D’ailleurs, nous trouvons ici l’occasion de rendre un grand hommage au professeur François Lumwamu, enseignant retraité de l’université Marien Ngouabi, président fondateur de l’Union nationale des patriotes croyants, ancien ministre de l’Enseignement supérieur et de la Formation professionnelle, mais aussi ancien conseiller départemental du Pool qui vient de nous quitter. Il est un grand héros dans l’ombre dans la convocation et la réussite de la Conférence nationale.

Le Fmi ne fait pas de coup d’état. Il prépare le terrain !

La République du Congo est membre de la Banque internationale pour la reconstruction et le développement (Bird) depuis le 10 juillet 1963. La Bird est une organisation de la Banque mondiale. Et, la Banque mondiale est, elle-même, une composante du Groupe de la Banque mondiale qui avait été créé le 4 juillet 1944, dont la mission originale était celle de financer la reconstruction après la seconde Guerre mondiale.

Cependant, pour devenir membre de la Banque mondiale, en vertu des statuts de la Bird, le pays demandeur doit d’abord adhérer au Fonds monétaire international (Fmi). Le Congo est donc membre de la Bird et du Fmi. Rien que par ce statut, le Fmi ne devrait pas lui refuser un prêt.

Néanmoins, les Congolais ont tort d’accuser le Fmi. Car, cette institution ne fait pas de coup d’état. Sa mission est de prendre des décisions qui servent de carte de garantie et de sécurité pour les pays qui veulent s’endetter auprès de certaines institutions financières internationales. C’est, certes, à travers les mesures draconiennes qu’il recommande aux gouvernements pour améliorer leur gouvernance et redresser leurs finances ainsi que leurs économies, et qui créent des tensions et des troubles dans les pays qui bénéficient de ses aides que d’aucuns trouvent la main noire du Fmi qui destitue les régimes politiques.

Le match devient brutal

En ne donnant que 224 milliards de francs Cfa au gouvernement du Congo, le Fmi a fragilisé Denis Sassou Nguesso. Et, Denis Sassou Nguesso n’a plus qu’un choix pour survivre politiquement. Soit il va encore surendetter le pays. Soit il va troquer la carte de son fils contre le rapatriement des fonds volés pour s’en sortir.

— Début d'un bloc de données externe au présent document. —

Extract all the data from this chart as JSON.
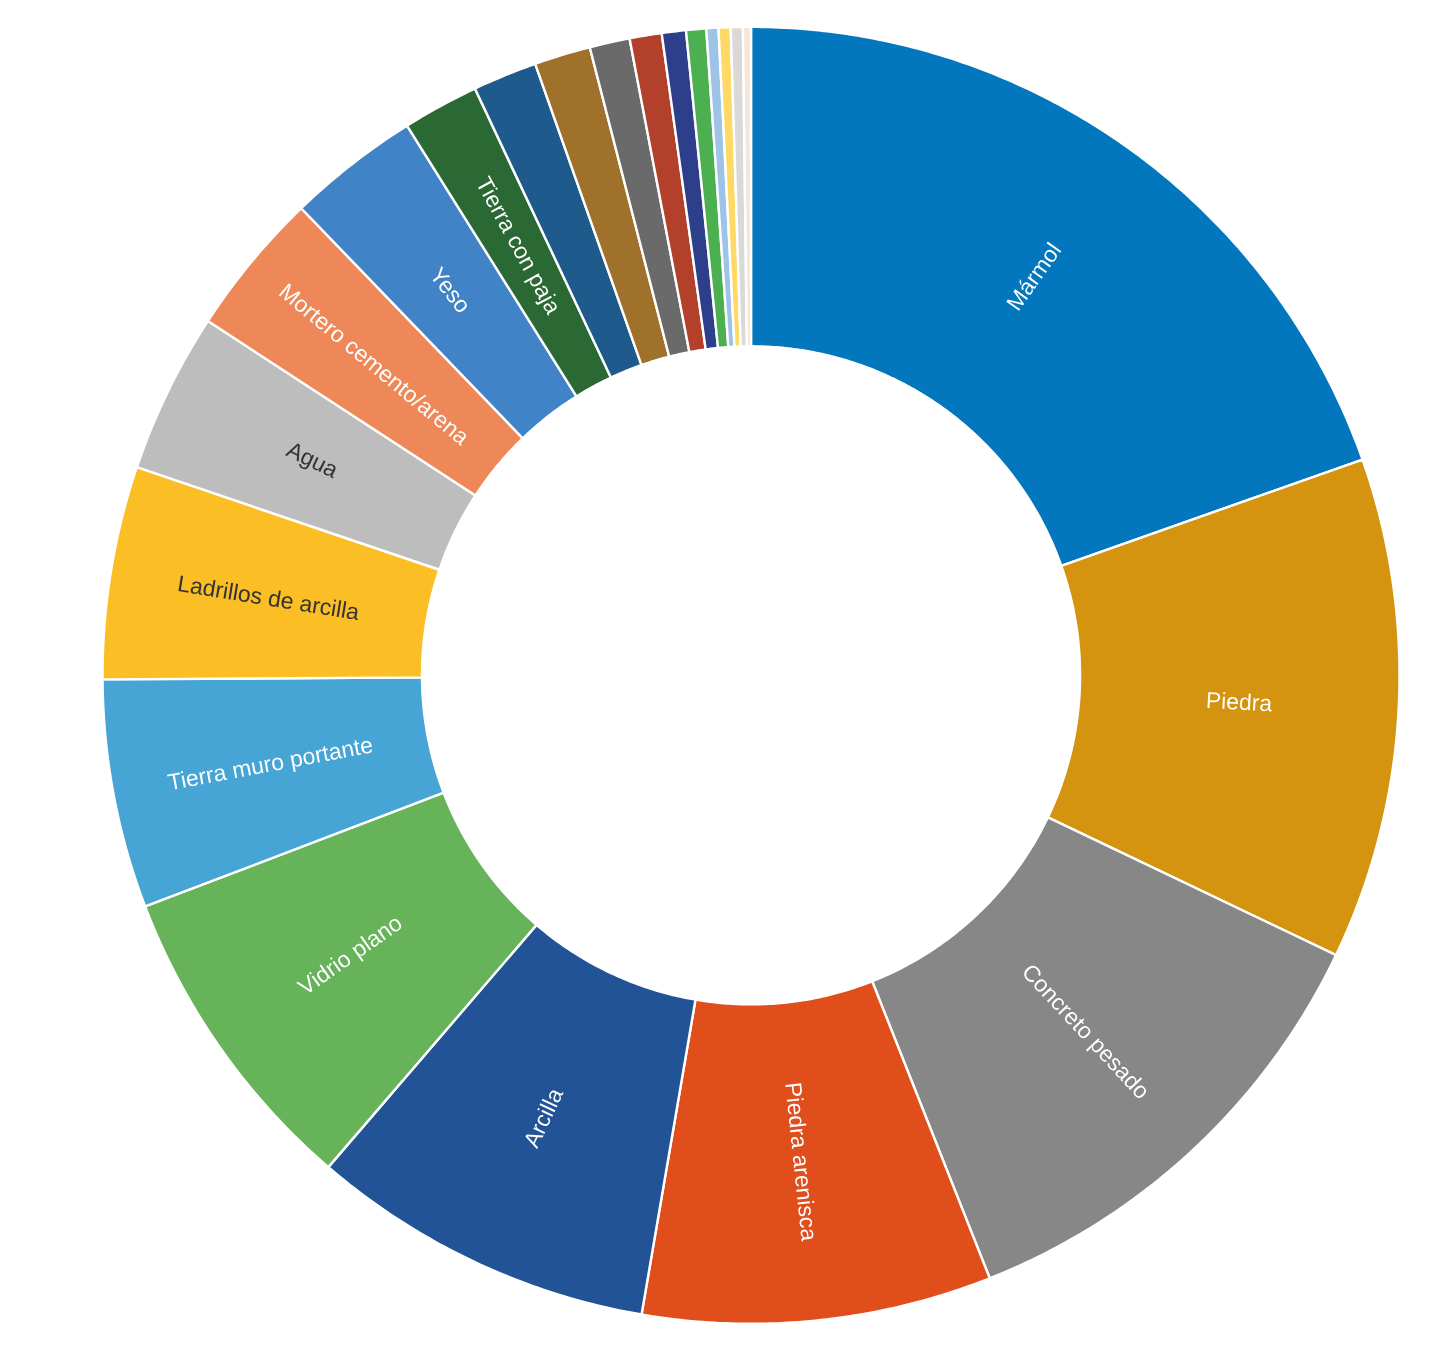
{
  "chart_data": {
    "type": "donut",
    "categories": [
      "Mármol",
      "Piedra",
      "Concreto pesado",
      "Piedra arenisca",
      "Arcilla",
      "Vidrio plano",
      "Tierra muro portante",
      "Ladrillos de arcilla",
      "Agua",
      "Mortero cemento/arena",
      "Yeso",
      "Tierra con paja",
      null,
      null,
      null,
      null,
      null,
      null,
      null,
      null,
      null,
      null
    ],
    "values": [
      19.6,
      12.5,
      11.9,
      8.7,
      8.6,
      7.9,
      5.7,
      5.3,
      4.0,
      3.6,
      3.3,
      1.9,
      1.6,
      1.4,
      1.0,
      0.8,
      0.6,
      0.5,
      0.3,
      0.3,
      0.3,
      0.2
    ],
    "colors": [
      "#0277BD",
      "#D4940F",
      "#878787",
      "#E04E1B",
      "#235397",
      "#66B35A",
      "#47A5D6",
      "#FBBF25",
      "#BDBDBD",
      "#EF8858",
      "#4183C7",
      "#2A6834",
      "#1F5A8C",
      "#A0712A",
      "#6A6A6A",
      "#B2402A",
      "#2D3F8A",
      "#4CAF50",
      "#9DC3E6",
      "#FFD966",
      "#D9D9D9",
      "#F8E5D6"
    ]
  }
}
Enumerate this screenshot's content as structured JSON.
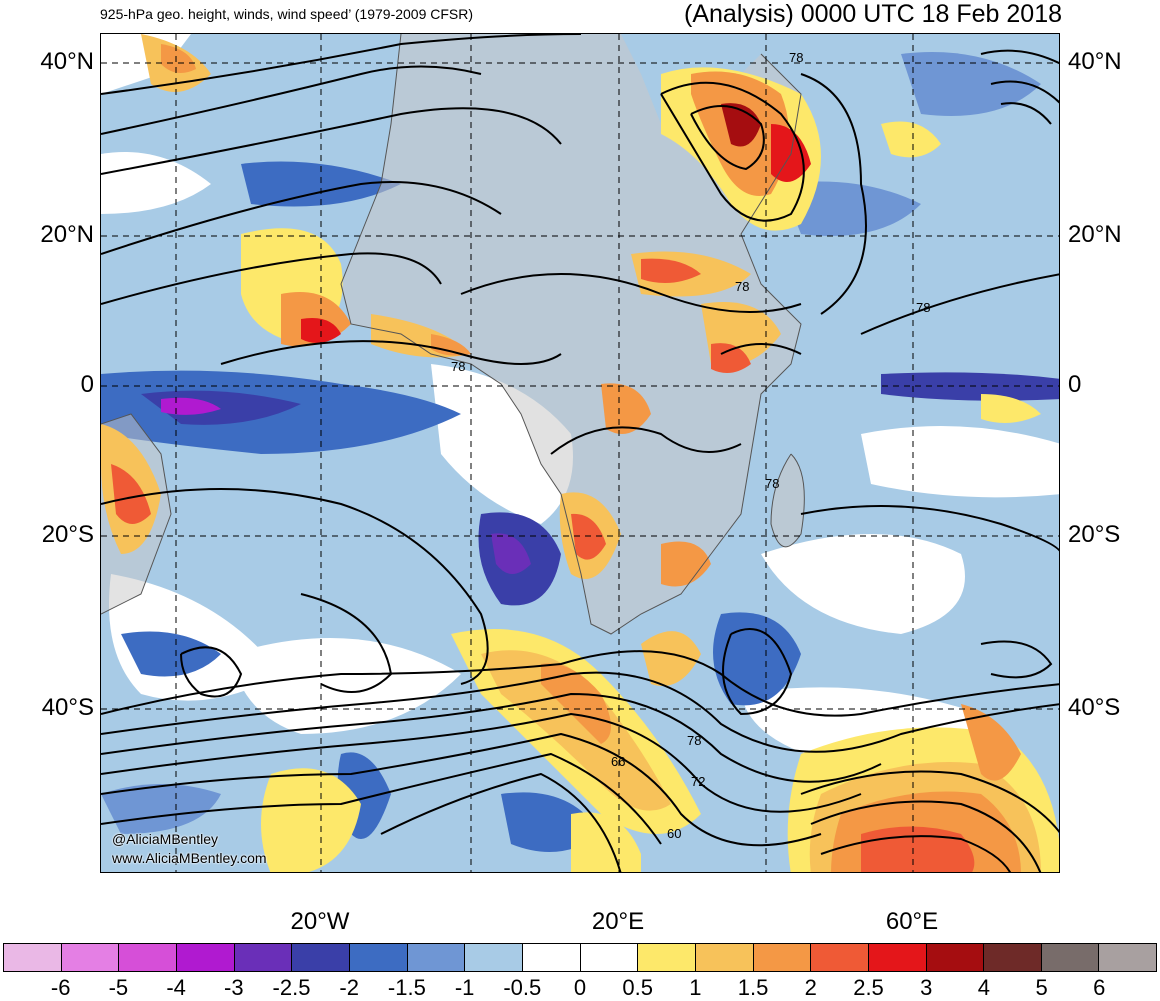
{
  "header": {
    "title_left": "925-hPa geo. height, winds, wind speed’ (1979-2009 CFSR)",
    "title_right": "(Analysis) 0000 UTC 18 Feb 2018"
  },
  "axes": {
    "lat_labels": [
      "40°N",
      "20°N",
      "0",
      "20°S",
      "40°S"
    ],
    "lon_labels": [
      "20°W",
      "20°E",
      "60°E"
    ]
  },
  "contour_labels": [
    "78",
    "78",
    "78",
    "78",
    "78",
    "78",
    "66",
    "72",
    "60"
  ],
  "credit": {
    "handle": "@AliciaMBentley",
    "website": "www.AliciaMBentley.com"
  },
  "colorbar": {
    "labels": [
      "-6",
      "-5",
      "-4",
      "-3",
      "-2.5",
      "-2",
      "-1.5",
      "-1",
      "-0.5",
      "0",
      "0.5",
      "1",
      "1.5",
      "2",
      "2.5",
      "3",
      "4",
      "5",
      "6"
    ],
    "colors": [
      "#eab8e6",
      "#e47fe4",
      "#d64fd8",
      "#b01ad0",
      "#6a2fb8",
      "#3a3fa8",
      "#3d6cc2",
      "#6f96d4",
      "#a8cbe6",
      "#ffffff",
      "#ffffff",
      "#fde86a",
      "#f7c25a",
      "#f49845",
      "#ef5a36",
      "#e4161a",
      "#a50d10",
      "#6e2a28",
      "#786c6a",
      "#a8a0a0"
    ]
  },
  "style_colors": {
    "land": "#c8c8c8",
    "ocean_base": "#a8cbe6",
    "contour": "#000000",
    "grid": "#000000"
  }
}
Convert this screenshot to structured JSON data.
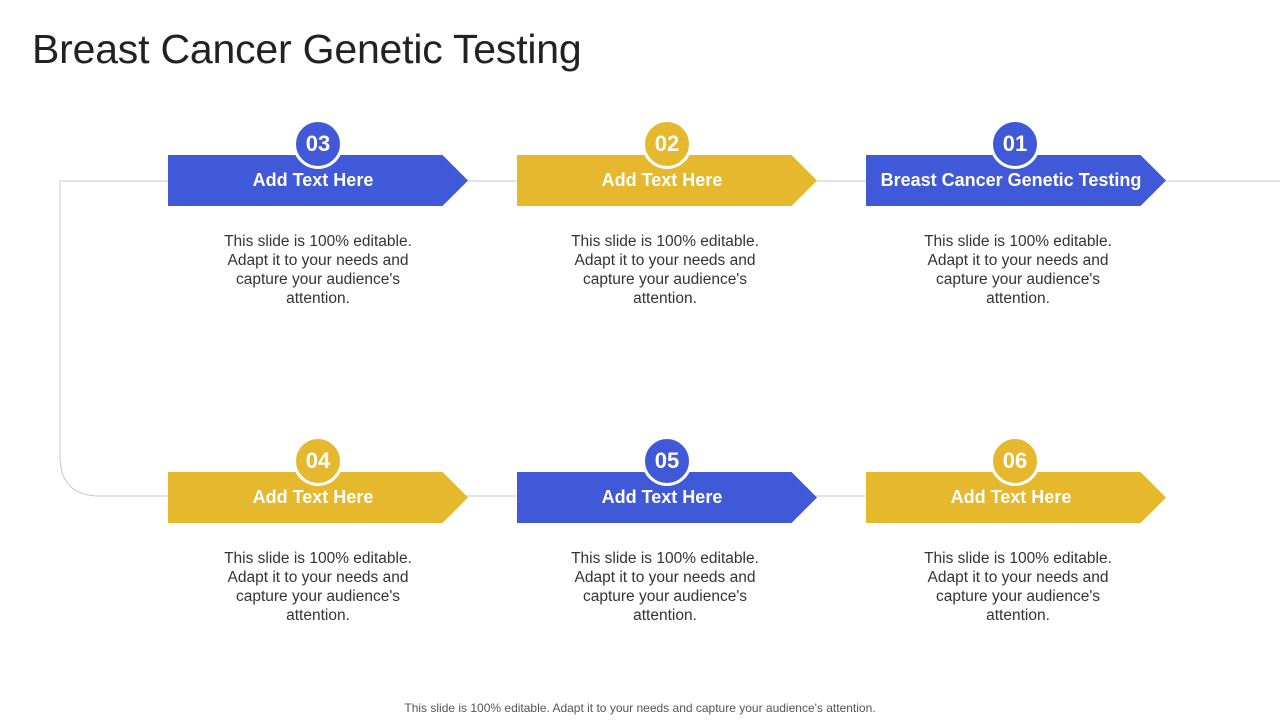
{
  "title": "Breast Cancer Genetic Testing",
  "colors": {
    "blue": "#4059d8",
    "gold": "#e6b82e",
    "line": "#c8c8c8"
  },
  "steps": [
    {
      "number": "03",
      "label": "Add Text Here",
      "color": "blue",
      "description": "This slide is 100% editable. Adapt it to your needs and capture your audience's attention."
    },
    {
      "number": "02",
      "label": "Add Text Here",
      "color": "gold",
      "description": "This slide is 100% editable. Adapt it to your needs and capture your audience's attention."
    },
    {
      "number": "01",
      "label": "Breast Cancer Genetic Testing",
      "color": "blue",
      "description": "This slide is 100% editable. Adapt it to your needs and capture your audience's attention."
    },
    {
      "number": "04",
      "label": "Add Text Here",
      "color": "gold",
      "description": "This slide is 100% editable. Adapt it to your needs and capture your audience's attention."
    },
    {
      "number": "05",
      "label": "Add Text Here",
      "color": "blue",
      "description": "This slide is 100% editable. Adapt it to your needs and capture your audience's attention."
    },
    {
      "number": "06",
      "label": "Add Text Here",
      "color": "gold",
      "description": "This slide is 100% editable. Adapt it to your needs and capture your audience's attention."
    }
  ],
  "footer": "This slide is 100% editable. Adapt it to your needs and capture your audience's attention."
}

Or, les Congolais ont un seul moyen pour empêcher cette alternative : descendre dans la rue pour mettre fin à cette dictature, et faire rapatrier, avec l’aide des institutions internationales, tout le magot volé. Il leur suffit de prendre le courage. Au cas contraire, et avec toutes les dettes contractées pendant les quarante ans qu’il va bientôt totaliser à la tête du pays, les Congolais auront encore, au moins, soixante ans pour payer ces dettes. Ce qui fera un total de 100 ans de misère imposée par Denis Sassou Nguesso. Voilà le message du Fmi sur ses négociations avec le Congo et qui éclaire sur l’héritage de Sassou Nguesso.